# Lost Dun Ancient Tumbler Pigeon in Millbrae, CA



## karijo (Apr 11, 2006)

Hi everybody,

A really wonderful pigeon of mine purchased by a really great family in Millbrae, CA was lost today.

"Abigail" (or "Abby") is a 100% tame companion pet pigeon, lives indoors, knows her name, is super friendly - and very lost! She got out today and flew off, spooked by a pair of doves.

Her family is devastated.

Please, if you live in the area, keep your eyes peeled for a tiny dun Ancient.

Pic attached.
I am praying for them that she makes it back home safely.
This is her photo attached. She is banded. 
BP 1355 NPA 8 09

Thanks everyone!


----------



## Birdmom4ever (Jan 14, 2003)

I'm so sorry you lost your pet pigeon, Karijo.
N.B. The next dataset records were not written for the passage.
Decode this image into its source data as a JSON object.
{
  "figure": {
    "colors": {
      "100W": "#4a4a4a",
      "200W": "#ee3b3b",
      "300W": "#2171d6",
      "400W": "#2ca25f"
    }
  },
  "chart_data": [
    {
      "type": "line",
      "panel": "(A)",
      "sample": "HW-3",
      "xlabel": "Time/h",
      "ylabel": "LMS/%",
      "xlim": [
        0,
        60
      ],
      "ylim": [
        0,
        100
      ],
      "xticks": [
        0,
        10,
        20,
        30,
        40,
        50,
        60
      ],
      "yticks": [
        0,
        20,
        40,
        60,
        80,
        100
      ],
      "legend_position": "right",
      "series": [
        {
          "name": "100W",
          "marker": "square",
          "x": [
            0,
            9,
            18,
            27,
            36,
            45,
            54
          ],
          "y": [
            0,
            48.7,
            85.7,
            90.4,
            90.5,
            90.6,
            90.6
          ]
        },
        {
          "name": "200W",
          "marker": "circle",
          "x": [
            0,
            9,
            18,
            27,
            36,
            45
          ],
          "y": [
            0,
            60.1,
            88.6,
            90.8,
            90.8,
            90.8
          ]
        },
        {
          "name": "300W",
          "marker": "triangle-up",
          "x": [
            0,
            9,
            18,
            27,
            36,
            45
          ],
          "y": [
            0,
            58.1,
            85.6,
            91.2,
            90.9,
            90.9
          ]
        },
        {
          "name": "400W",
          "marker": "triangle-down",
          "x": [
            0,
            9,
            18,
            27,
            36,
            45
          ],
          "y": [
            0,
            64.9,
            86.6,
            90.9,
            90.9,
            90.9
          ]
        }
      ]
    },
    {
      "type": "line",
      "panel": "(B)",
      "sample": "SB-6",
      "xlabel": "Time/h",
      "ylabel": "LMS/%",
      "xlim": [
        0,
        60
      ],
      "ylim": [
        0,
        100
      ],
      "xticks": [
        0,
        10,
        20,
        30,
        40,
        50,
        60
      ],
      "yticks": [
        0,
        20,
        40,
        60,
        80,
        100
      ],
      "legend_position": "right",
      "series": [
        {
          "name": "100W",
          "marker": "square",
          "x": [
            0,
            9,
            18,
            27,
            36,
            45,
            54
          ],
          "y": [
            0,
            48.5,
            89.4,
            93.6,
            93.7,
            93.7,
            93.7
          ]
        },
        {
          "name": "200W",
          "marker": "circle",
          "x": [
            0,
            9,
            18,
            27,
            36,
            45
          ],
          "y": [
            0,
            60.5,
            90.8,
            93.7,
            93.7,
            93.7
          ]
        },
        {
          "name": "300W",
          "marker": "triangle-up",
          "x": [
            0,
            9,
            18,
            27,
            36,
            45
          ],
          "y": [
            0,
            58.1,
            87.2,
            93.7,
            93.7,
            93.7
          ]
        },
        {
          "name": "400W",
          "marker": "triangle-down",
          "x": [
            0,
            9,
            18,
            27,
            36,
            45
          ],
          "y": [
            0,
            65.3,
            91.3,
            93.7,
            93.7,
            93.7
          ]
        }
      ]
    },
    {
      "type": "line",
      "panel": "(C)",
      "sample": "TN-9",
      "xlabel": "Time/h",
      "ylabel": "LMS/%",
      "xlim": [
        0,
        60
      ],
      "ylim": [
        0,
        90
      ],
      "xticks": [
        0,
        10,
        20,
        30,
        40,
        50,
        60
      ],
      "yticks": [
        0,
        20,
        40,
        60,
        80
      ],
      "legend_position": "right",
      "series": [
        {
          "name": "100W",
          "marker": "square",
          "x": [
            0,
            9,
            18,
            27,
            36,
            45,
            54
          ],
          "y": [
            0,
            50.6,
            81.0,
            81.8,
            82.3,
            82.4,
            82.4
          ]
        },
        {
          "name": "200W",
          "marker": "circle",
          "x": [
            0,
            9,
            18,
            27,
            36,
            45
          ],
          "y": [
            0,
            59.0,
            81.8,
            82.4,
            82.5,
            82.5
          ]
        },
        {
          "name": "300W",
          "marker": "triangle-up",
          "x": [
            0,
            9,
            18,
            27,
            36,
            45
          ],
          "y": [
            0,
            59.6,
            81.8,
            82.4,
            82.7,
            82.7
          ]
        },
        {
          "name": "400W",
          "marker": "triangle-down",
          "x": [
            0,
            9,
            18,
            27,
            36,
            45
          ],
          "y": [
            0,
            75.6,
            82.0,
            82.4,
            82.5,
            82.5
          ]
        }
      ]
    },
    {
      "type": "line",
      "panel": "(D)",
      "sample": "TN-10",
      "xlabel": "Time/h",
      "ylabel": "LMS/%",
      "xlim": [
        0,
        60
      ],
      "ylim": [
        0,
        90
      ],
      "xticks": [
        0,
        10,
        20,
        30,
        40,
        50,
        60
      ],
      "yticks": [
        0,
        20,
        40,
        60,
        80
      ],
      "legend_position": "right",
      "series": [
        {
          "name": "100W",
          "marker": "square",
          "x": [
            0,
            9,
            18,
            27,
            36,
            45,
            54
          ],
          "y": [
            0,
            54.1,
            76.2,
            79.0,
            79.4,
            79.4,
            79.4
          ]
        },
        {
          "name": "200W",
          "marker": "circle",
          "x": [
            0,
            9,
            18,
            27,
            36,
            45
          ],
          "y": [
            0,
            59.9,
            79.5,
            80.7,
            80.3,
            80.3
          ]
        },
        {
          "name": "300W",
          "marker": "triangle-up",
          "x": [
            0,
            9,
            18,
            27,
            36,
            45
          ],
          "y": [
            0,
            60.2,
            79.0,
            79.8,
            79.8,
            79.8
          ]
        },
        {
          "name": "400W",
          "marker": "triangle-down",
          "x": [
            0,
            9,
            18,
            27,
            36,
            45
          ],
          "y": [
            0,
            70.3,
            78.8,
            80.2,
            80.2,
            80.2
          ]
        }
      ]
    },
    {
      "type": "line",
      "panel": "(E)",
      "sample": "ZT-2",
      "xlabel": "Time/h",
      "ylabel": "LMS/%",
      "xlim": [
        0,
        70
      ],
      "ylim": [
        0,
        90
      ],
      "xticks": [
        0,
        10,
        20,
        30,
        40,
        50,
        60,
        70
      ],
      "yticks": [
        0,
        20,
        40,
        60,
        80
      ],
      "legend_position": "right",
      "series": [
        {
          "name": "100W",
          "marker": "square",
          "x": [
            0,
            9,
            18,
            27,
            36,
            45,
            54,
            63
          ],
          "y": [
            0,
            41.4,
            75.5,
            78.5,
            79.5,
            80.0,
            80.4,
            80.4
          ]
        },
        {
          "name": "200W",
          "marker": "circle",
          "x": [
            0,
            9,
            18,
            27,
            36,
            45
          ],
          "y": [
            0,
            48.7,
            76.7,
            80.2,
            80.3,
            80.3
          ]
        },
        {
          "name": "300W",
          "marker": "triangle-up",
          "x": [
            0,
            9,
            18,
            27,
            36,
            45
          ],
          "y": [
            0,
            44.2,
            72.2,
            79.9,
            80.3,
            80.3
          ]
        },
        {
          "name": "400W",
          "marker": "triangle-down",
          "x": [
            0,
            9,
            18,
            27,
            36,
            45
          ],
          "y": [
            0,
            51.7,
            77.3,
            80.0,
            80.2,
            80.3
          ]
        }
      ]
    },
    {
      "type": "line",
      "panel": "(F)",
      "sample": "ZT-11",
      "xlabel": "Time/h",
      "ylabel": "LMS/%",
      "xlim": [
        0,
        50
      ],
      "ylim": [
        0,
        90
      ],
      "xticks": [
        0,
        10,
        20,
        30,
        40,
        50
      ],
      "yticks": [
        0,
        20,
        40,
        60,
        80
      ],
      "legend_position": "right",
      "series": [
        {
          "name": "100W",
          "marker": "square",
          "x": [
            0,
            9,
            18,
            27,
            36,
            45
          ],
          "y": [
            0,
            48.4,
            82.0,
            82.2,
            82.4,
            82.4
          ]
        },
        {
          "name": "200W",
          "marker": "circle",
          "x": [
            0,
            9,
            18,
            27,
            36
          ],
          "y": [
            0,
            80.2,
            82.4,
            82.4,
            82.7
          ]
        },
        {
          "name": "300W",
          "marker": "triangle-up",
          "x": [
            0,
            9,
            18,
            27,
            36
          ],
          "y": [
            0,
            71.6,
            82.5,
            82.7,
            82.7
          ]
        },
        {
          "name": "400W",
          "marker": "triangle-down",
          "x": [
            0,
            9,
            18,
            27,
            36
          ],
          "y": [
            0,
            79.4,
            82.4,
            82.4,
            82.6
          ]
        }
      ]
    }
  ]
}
I will keep an eye out for her via the rescue groups. Are you familiar with MickaCoo, the dove/pigeon division of Mickaboo Companion Bird Rescue? There is a wonderful woman named Elizabeth Young who is involved in rescuing domestic pigeons in the SF Bay Area, primarily king pigeons, but she gets calls about others, too. Her web site is www.rescuereport.org If you haven't already done so, call all the animal shelters in your area (you can find them with a Google search) and tell them you're looking for your lost pigeon. Lots of them do turn up in shelters. You can also post on petharbor.com's lost and found. 

-Cathy


----------



## karijo (Apr 11, 2006)

Thanks, Cathy. Yes I know Elizabeth and Mickacoo, shipped some Kings for her last year to their wonderful new homes out of state.
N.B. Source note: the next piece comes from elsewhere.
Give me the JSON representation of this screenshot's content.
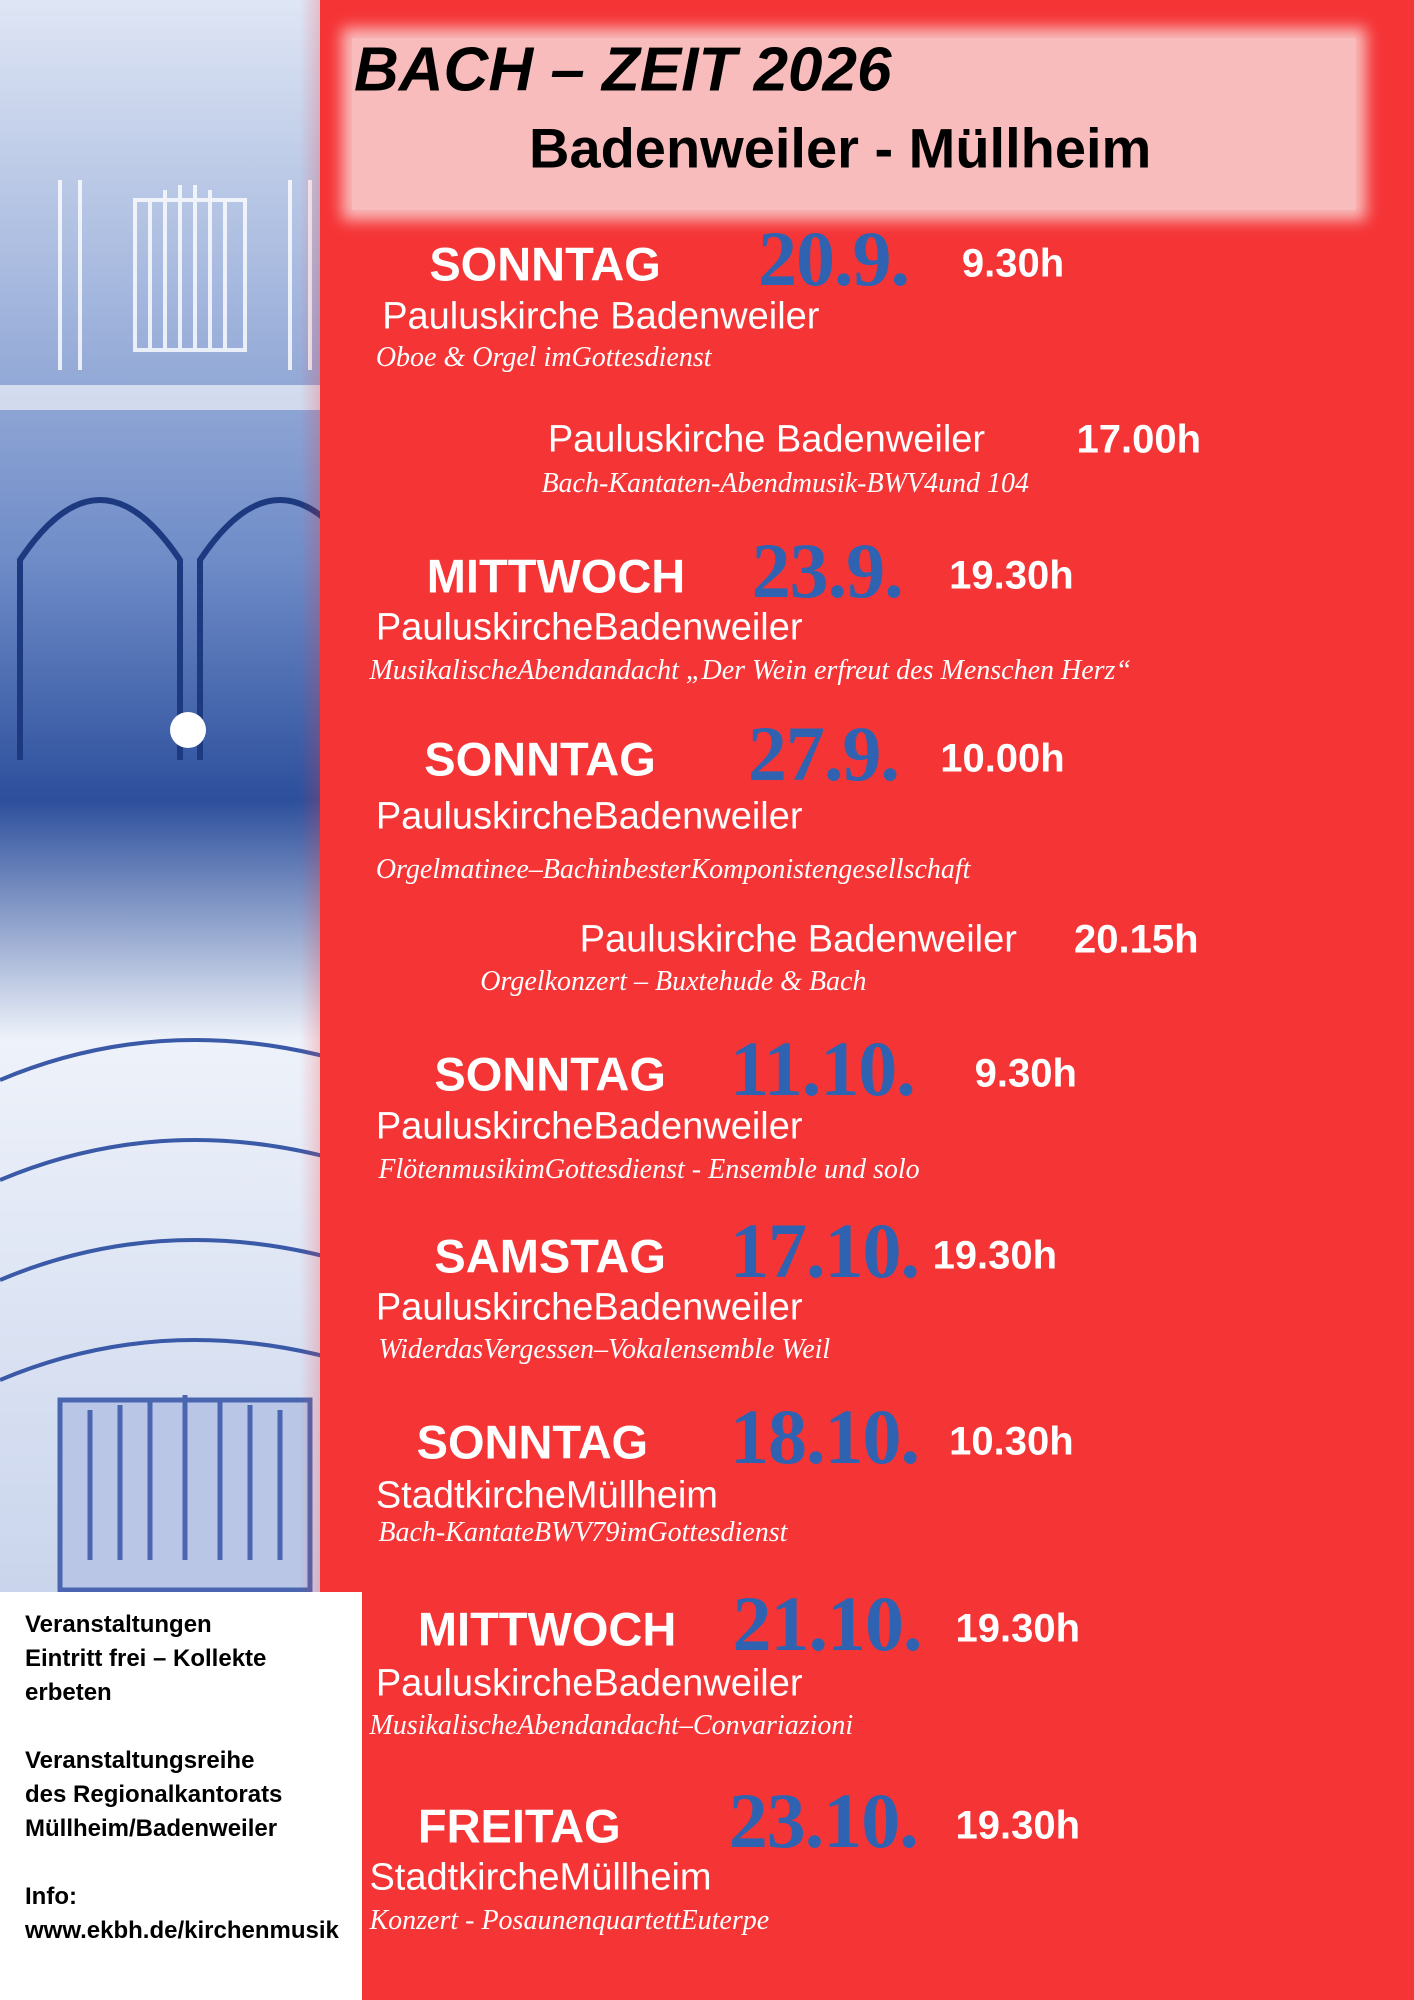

I've registered Abby's info with a few places online, Craigslist, the 911 lost bird website, etc - and her family is doing everything they can to find her, leaving lights on at night, doors and windows open for her, and visiting and calling all the local shelters. Hopefully sweet little Abby will find her way home. I'll pass on the info about Petharbor to her family. Thanks!


----------



## Birdmom4ever (Jan 14, 2003)

karijo said:


> Thanks, Cathy. Yes I know Elizabeth and Mickacoo, shipped some Kings for her last year to their wonderful new homes out of state.
> 
> I've registered Abby's info with a few places online, Craigslist, the 911 lost bird website, etc - and her family is doing everything they can to find her, leaving lights on at night, doors and windows open for her, and visiting and calling all the local shelters. Hopefully sweet little Abby will find her way home. I'll pass on the info about Petharbor to her family. Thanks!


Oh good--should have known that you knew Elizabeth. You've done all the right things. I'm praying for her safe return, too. Please keep us posted.


----------



## karijo (Apr 11, 2006)

I think she's been found!!! Her mom is en route to her local Humane Society... waiting to hear back for confirmation! I am so happy!!!!


----------



## karijo (Apr 11, 2006)

Yep!! Home safe and sound!!!
*whew!!!*


----------



## Birdmom4ever (Jan 14, 2003)

Praise God!!! This is wonderful news. What a big relief!


----------



## EgypSwiftLady (Jan 14, 2008)

So glad she was found  Thanks for letting us know Kari Jo.


----------